Ich denke nochmals über Karikaturen nach, indem ich die Re(D)aktion dieser Qualitätszeitung beobachte. Einerseits hat der Chefredakteur Gründe angeführt, die ich beobachten kann, und andrerseits weiss ich bereits, dass diese Gründe praktisch hinfällig sind. Der Chef – der sich zu seinem Irrtum schon vorweg bekannte, indem er vor seinen Kollegen bei der „Charlie Hebdo“ den Hut gezogen hat – irrte sich. Da wie dort, gibt es objektive Kommunikationsnotwendigkeiten, die ich unbedarft als Einschaltquoten bezeichnen würde.

Ich lese beim Chefredaktor des Tages Anzeigers „Die Redaktion [des Charlie Hebdo] hält am Recht fest, Mohammed zu karikieren“. Ich lese aber nicht, woher sie dieses Recht hat. Dann schreibt der Chef: „Tagesanzeiger.ch/ zeigt die Mohammed-Karikaturen im gegenwärtigen Zeitpunkt nicht. Nicht aus Angst oder weil er sich als Medium an das Bildnisverbot dieser Religion gebunden fühlt, sondern aus Rücksicht auf diese breit geteilte Empfindlichkeit.“ Ich lese nicht, woher der Chef weiss, wie breit diese sogenannte „Empfindlichkeit“ bei wem vorhanden ist. Ich glaube, dass das  eine Stunde später, als die Bilder trotzem all publiziert wurden, als Gesäusel des Chefs gesehen wurde.

Ich beobachte aber vor allem die Selbstverständigung, die im Text erscheint. Der Chefredakteur unterscheidet Satire und Karikatur offenbar nicht oder allenfalls wie die Wikipedia, die meint, Karikatur sei gezeichnete statt geschriebene Satire. Das, was ich als Karikatur bezeichne, braucht kein Recht, sie braucht allenfalls Verstand. Der Witz der Karikatur liegt nicht  darin, dass sie gezeichnet wird, sondern darin, dass sie selbstbezüglich ist. Die Satire dagegen nimmt andere auf Korn, sie ist Spott oder Spucke, ob sie nun gezeichnet oder geschrieben ist. Satire ist in diesem Sinne eine Gratwanderung, die ein Recht braucht, weil sie immer das Recht eines anderen verletzt, das Recht, nicht verletzt und auch nicht angespuckt zu werden.
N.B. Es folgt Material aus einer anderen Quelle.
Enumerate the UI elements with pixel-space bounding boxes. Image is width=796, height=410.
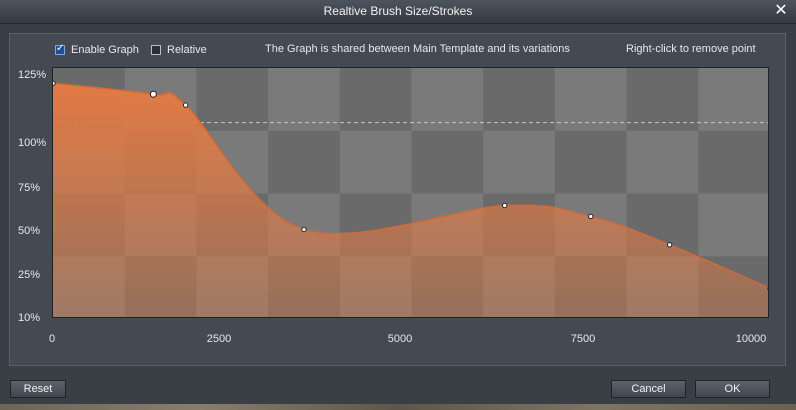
x-label-0: 0 (48, 333, 56, 345)
control-point[interactable] (666, 242, 673, 248)
brush-size-graph[interactable] (52, 67, 769, 318)
checker-tile (698, 130, 768, 194)
graph-svg[interactable] (53, 68, 769, 318)
y-label-100: 100% (18, 137, 47, 149)
checker-tile (411, 130, 484, 194)
relative-checkbox[interactable]: Relative (151, 43, 207, 57)
cancel-button[interactable]: Cancel (611, 380, 686, 398)
checker-tile (483, 130, 556, 194)
checker-tile (554, 68, 628, 132)
control-point[interactable] (182, 102, 189, 108)
control-point[interactable] (53, 80, 56, 86)
checker-tile (268, 68, 341, 132)
ok-button[interactable]: OK (695, 380, 770, 398)
control-point[interactable] (301, 226, 307, 233)
checker-tile (196, 68, 269, 132)
control-point[interactable] (588, 213, 594, 220)
enable-graph-label: Enable Graph (71, 44, 139, 56)
window-title: Realtive Brush Size/Strokes (323, 4, 473, 18)
y-label-125: 125% (18, 69, 47, 81)
x-label-2500: 2500 (206, 333, 232, 345)
right-click-hint: Right-click to remove point (626, 43, 756, 55)
checker-tile (698, 193, 768, 257)
checker-tile (626, 130, 699, 194)
shared-info-text: The Graph is shared between Main Templat… (265, 43, 570, 55)
x-label-5000: 5000 (387, 333, 413, 345)
enable-graph-checkbox[interactable]: Enable Graph (55, 43, 139, 57)
checker-tile (411, 68, 484, 132)
control-point[interactable] (502, 202, 508, 209)
close-icon[interactable]: ✕ (774, 3, 788, 19)
control-point[interactable] (767, 286, 769, 291)
background-strip (0, 404, 796, 410)
checker-tile (339, 130, 412, 194)
y-label-75: 75% (18, 182, 41, 194)
relative-label: Relative (167, 44, 207, 56)
y-label-10: 10% (18, 312, 41, 324)
control-point[interactable] (149, 90, 157, 98)
checker-tile (554, 130, 628, 194)
checker-tile (268, 130, 341, 194)
checker-tile (626, 68, 699, 132)
x-label-7500: 7500 (570, 333, 596, 345)
checker-tile (339, 68, 412, 132)
checker-tile (698, 68, 768, 132)
reset-button[interactable]: Reset (10, 380, 66, 398)
y-label-50: 50% (18, 225, 41, 237)
title-bar: Realtive Brush Size/Strokes ✕ (0, 0, 796, 24)
relative-checkbox-box[interactable] (151, 45, 161, 55)
x-label-10000: 10000 (735, 333, 767, 345)
y-label-25: 25% (18, 269, 41, 281)
enable-graph-checkbox-box[interactable] (55, 43, 65, 55)
checker-tile (483, 68, 556, 132)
In der Schweiz gibt es dazu sogar verfasstes Recht gegen sogenannten Rassismus, das insbesondere auch Angehörige von Religionsgemeinschaften schützen soll.
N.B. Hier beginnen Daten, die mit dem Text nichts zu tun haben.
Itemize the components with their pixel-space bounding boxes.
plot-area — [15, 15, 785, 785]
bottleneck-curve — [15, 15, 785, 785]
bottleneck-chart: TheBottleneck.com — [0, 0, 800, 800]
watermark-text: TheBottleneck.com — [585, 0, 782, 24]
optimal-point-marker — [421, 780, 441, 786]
Jedes Recht reflekiert Machtverhältnisse, jedes Recht kennt Richter, die sagen, wie es anzuwenden ist und die Macht haben das so durchzusetzen. Wenn es ein Recht auf Satire gäbe, gäbe es kein Recht. Es gibt aber ein Recht gegen Satire, die in den Augen der Macht zu weit geht.
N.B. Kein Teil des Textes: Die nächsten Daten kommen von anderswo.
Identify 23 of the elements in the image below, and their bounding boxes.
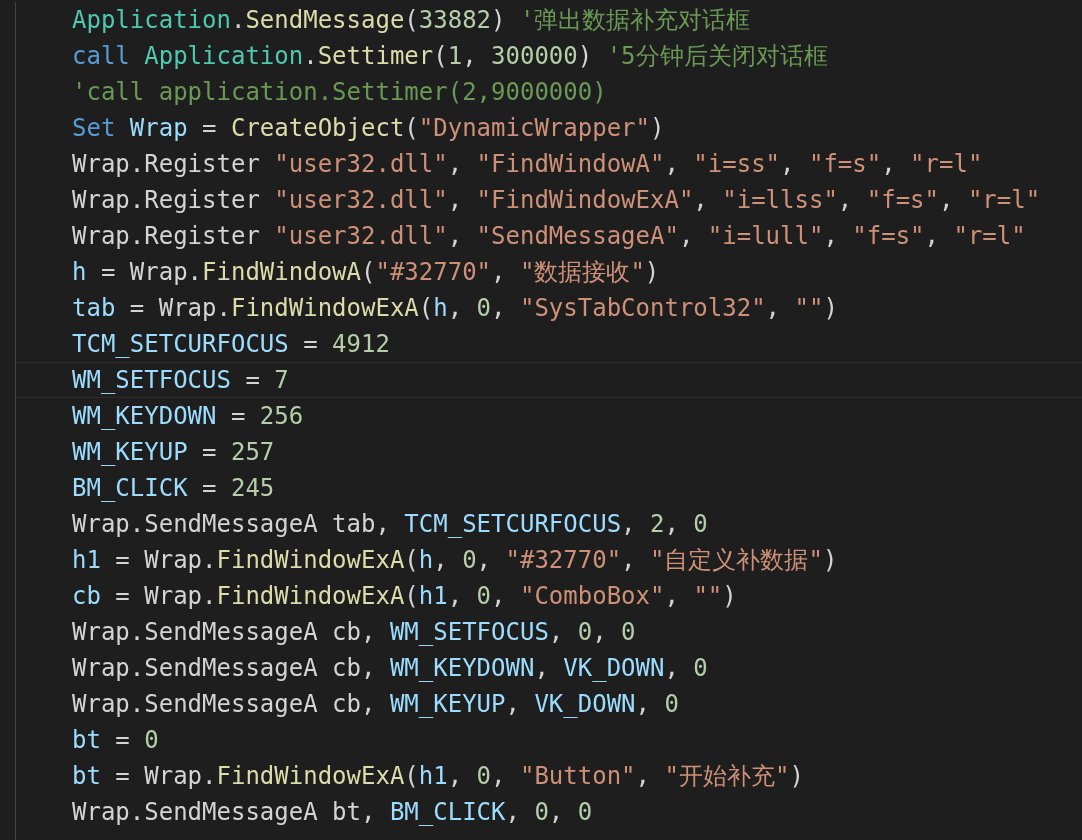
code-line: 'call application.Settimer(2,9000000) bbox=[71, 77, 608, 108]
code-line: call Application.Settimer(1, 300000) '5分钟后关闭对话框 bbox=[71, 41, 829, 72]
code-line: Wrap.SendMessageA tab, TCM_SETCURFOCUS, 2, 0 bbox=[71, 509, 709, 540]
code-line: tab = Wrap.FindWindowExA(h, 0, "SysTabControl32", "") bbox=[71, 293, 839, 324]
code-line: cb = Wrap.FindWindowExA(h1, 0, "ComboBox", "") bbox=[71, 581, 738, 612]
code-line: TCM_SETCURFOCUS = 4912 bbox=[71, 329, 391, 360]
code-line: WM_KEYUP = 257 bbox=[71, 437, 276, 468]
code-line: Application.SendMessage(33882) '弹出数据补充对话框 bbox=[71, 5, 752, 36]
code-line: Wrap.Register "user32.dll", "FindWindowExA", "i=llss", "f=s", "r=l" bbox=[71, 185, 1042, 216]
code-line: bt = 0 bbox=[71, 725, 160, 756]
code-line: WM_SETFOCUS = 7 bbox=[16, 362, 1082, 398]
code-line: BM_CLICK = 245 bbox=[71, 473, 276, 504]
code-line: Wrap.Register "user32.dll", "FindWindowA", "i=ss", "f=s", "r=l" bbox=[71, 149, 984, 180]
code-line: Set Wrap = CreateObject("DynamicWrapper") bbox=[71, 113, 666, 144]
code-line: h = Wrap.FindWindowA("#32770", "数据接收") bbox=[71, 257, 661, 288]
code-line: Wrap.Register "user32.dll", "SendMessageA", "i=lull", "f=s", "r=l" bbox=[71, 221, 1027, 252]
code-line: Wrap.SendMessageA cb, WM_KEYDOWN, VK_DOWN, 0 bbox=[71, 653, 709, 684]
code-line: bt = Wrap.FindWindowExA(h1, 0, "Button", "开始补充") bbox=[71, 761, 805, 792]
code-line: Wrap.SendMessageA cb, WM_SETFOCUS, 0, 0 bbox=[71, 617, 637, 648]
code-line: h1 = Wrap.FindWindowExA(h, 0, "#32770", "自定义补数据") bbox=[71, 545, 839, 576]
code-line: Wrap.SendMessageA bt, BM_CLICK, 0, 0 bbox=[71, 797, 594, 828]
code-line: Wrap.SendMessageA cb, WM_KEYUP, VK_DOWN, 0 bbox=[71, 689, 680, 720]
code-line: WM_KEYDOWN = 256 bbox=[71, 401, 305, 432]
Und um einem blöden Missverständnis vorzubeugen, es geht hier nicht darum, wie die Begriffe definiert werden. Es geht nicht darum, was Karikatur wirklich oder gemäss Wikipedia bedeutet. Es geht um die entscheidende Differenz, ob ich mich in einer Karikatur erkennen kann oder ob ich angespucktes Opfer einer Satire bin. Es spielt dabei keine Rolle, ob der Ausdruck Karikatur so oder so verwendet wird. Es spielt aber eine Rolle, ob der Tages Anzeiger und sein Chefredakteur wissen, was sie tun, auch eine Stunde später noch.